Pembatasan Dihapus, Timnas Indonesia U-23 Bisa Ikut Asian Games 2026

- Komite Olimpiade Asia (OCA) resmi menghapus pembatasan peserta, membuka jalan bagi Timnas Indonesia untuk ikut Asian Games 2026 di Nagoya.
- Kebijakan ini berubah setelah Jepang dan OCA menerima banyak protes dari negara-negara Asia yang merasa dirugikan oleh aturan seleksi sebelumnya.
- OCA juga mempertimbangkan situasi konflik di Timur Tengah yang bisa memengaruhi keikutsertaan tim-tim yang sudah lolos ke Piala Asia U-23 2026.
Jakarta, IDN Times - Timnas Indonesia akhirnya dapat berpartisipasi di Asian Games 2026 Nagoya, pada September-Oktober mendatang.

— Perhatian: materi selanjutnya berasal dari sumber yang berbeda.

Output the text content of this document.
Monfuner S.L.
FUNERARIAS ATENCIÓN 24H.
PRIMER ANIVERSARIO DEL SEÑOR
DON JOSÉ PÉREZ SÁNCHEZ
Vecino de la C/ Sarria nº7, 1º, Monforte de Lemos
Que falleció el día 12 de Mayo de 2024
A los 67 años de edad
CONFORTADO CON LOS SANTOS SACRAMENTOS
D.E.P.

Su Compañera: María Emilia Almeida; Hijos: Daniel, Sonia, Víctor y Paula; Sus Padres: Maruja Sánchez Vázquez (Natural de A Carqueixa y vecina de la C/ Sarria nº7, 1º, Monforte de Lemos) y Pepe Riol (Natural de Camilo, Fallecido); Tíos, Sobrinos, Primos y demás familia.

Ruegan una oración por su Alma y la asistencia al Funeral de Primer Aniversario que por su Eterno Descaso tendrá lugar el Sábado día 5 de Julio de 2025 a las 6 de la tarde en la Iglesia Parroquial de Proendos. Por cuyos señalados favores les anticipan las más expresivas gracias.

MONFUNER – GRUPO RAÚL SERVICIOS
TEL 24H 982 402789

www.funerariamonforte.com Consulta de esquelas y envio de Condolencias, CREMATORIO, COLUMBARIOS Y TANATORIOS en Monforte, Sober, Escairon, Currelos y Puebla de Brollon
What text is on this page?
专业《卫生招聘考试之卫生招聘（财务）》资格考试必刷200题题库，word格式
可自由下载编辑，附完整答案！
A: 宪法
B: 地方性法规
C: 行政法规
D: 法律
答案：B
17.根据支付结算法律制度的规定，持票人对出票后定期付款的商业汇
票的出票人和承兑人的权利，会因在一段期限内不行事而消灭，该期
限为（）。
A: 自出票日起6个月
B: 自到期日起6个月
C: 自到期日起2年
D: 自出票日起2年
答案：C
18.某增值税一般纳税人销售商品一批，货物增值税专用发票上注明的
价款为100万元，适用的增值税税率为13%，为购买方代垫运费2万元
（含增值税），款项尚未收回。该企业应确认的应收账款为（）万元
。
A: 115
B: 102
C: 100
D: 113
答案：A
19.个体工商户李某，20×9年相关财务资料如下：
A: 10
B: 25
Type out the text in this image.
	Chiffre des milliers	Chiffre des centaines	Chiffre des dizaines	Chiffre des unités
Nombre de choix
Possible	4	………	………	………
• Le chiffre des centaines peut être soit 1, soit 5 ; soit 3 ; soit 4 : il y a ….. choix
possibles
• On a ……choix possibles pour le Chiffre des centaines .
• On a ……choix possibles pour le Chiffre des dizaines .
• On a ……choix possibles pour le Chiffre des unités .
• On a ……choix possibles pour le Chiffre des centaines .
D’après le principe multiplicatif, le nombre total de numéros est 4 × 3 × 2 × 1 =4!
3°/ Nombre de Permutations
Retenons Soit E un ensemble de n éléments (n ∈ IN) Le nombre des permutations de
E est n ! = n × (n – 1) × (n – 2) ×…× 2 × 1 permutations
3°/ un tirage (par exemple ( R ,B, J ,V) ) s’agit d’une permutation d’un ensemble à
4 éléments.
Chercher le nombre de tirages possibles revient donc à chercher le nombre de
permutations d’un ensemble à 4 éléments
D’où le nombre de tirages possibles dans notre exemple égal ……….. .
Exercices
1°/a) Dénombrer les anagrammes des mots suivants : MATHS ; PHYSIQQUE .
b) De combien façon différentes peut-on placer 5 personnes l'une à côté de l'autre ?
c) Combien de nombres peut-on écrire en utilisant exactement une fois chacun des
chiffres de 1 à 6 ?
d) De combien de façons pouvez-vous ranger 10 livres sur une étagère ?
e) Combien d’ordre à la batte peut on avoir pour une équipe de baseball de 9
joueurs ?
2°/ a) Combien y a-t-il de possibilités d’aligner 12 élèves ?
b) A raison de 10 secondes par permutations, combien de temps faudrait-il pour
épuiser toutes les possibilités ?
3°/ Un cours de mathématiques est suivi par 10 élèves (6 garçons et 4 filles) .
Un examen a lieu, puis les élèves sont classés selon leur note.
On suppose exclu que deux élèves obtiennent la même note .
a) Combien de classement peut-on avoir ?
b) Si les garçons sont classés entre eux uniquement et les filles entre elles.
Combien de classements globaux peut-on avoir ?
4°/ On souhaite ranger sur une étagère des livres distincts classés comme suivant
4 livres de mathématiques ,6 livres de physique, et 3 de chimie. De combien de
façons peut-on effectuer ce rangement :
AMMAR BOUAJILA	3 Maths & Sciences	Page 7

Itu setelah Komite Olimpiade Asia (OCA) mengeluarkan kebijakan baru.
Sebelumnya, Pasukan Garuda terancam absen dalam ajang edisi ke-20 tersebut, karena adanya regulasi pembatasan peserta. Kini, pembatasan tersebut resmi dihapus.
1. Kenapa sebelumnya dibatasi?

ASEAN Football melansir, pembatasan ini sebenarnya memang ide dari Negeri Sakura selaku tuan rumah. Komite Olimpiade Jepang (JOC) berencana mengubah tradisi untuk menjadikan cabang olahraga (cabor) sepak bola lebih selektif.
Tim putra hanya menyedikan 16 slot, sementara tim putri empat lebih sedikit. Mereka yang berhak tampil di Asian Games 2026 adalah negara yang lolos ke putaran final Piala Asia U-23 2026.
2. OCA dan Jepang berubah pikiran

JOC kemudian menerima banyak surat keberatan dari negara-negara Asia lain yang merasa dirugikan oleh kebijakan tersebut. Alhasil, OCA memutuskan untuk menghapus regulasi pembatasan peserta di cabang olahraga sepak bola.
Pencabutan pembatasan ini berlaku untuk tim putra dan putri. Semua negara kini diperbolehkan mendaftarkan timnya untuk berpartisipasi di Asian Games 2026.
3. Efek dari konflik di Timur Tengah

Keputusan itu bukan hanya dipengaruhi oleh desakan dari banyak asosiasi negara Asia. OCA juga mempertimbangkan eskalasi konflik yang terus meningkat di Timur Tengah.
OCA khawatir sejumlah tim yang telah lolos ke putaran final Piala Asia U-23 2026, yang sekaligus menjadi jalur menuju Asian Games 2026 akan memutuskan untuk mundur dari turnamen.